One of the major differences is the case’s musculature, or, to be precise, its lack of muscles. The case is considerably slimmer, and the lugs are way thinner. The design is very tidy, minimal, and subtle. There are no Arabic numerals at all, neither for the hours nor for the alarm. In fact, there are no visible indications that this is an alarm watch apart from the extra hand with a black tip. To the untrained eye, this Vulcain Cricket looks like a pretty boring all-gold time-only watch.
What I like most about it is the thin crown. It’s signed with a “V” and lightly sunken into the case, only sticking out a bit through the cutout on the side. The alarm activation/deactivation pusher is also slightly smaller and sits closer to the case. The picture above shows the two major setting positions. Crown down/pusher up means that the alarm is in active mode. Once you press the pusher down, the crown pops out, which deactivates the alarm and allows you to set it. I elaborated on the alarm function in my review here.

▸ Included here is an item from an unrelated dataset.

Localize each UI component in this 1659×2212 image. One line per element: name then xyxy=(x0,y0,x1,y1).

Every time my alarm went off in the last three days, I was standing next to some random stranger. What puzzled looks I got when they all heard that rattling sound. When I explained that it was a mechanical alarm watch, their looks changed into astonishment and wonder.
Thinking a bit
I never thought of RJ and Mike more than I did last week. I never understood their love for the gold Omega Speedmaster Apollo 11 50th Anniversary Limited Edition. Well, looking at my wrist now, it seems I am not that different. There is something about a watch in full-gold attire. Whatever people think of you when they see it on your wrist, it’s not about opulence, flamboyance, or richness. The uniformity and consistency of material give unduplicable feelings of warmth, vitality, and pleasure. The only contrast that gold needs is just a bit of black.
The timing of this Cricket article is quite special, judging by the fact that Balazs wrote a piece about the surprising re-establishment of the Vulcain Cricket portfolio under the guidance of Guillaume Laidet. This is purely coincidental. I have to say I truly love that Vulcain looked back to its roots and found its way forward after stressful financial news from around 2016. We shall see, but I feel there are bright days ahead for Vulcain.
If I were approaching the market today, I would go for the modern Vulcain Cricket, no doubt. Visually, the latest models are perfect. But as vintage watches became my number-one obsession, I am afraid I will pass on the new Crickets, however much I like them. I will enjoy the warm tones of my decent gold-plated Cricket. If you don’t have any shiny gold sunshine in your collection — and I mean an all-gold or gold-plated watch — you should definitely get one. It’s a completely new experience. Happy hunting!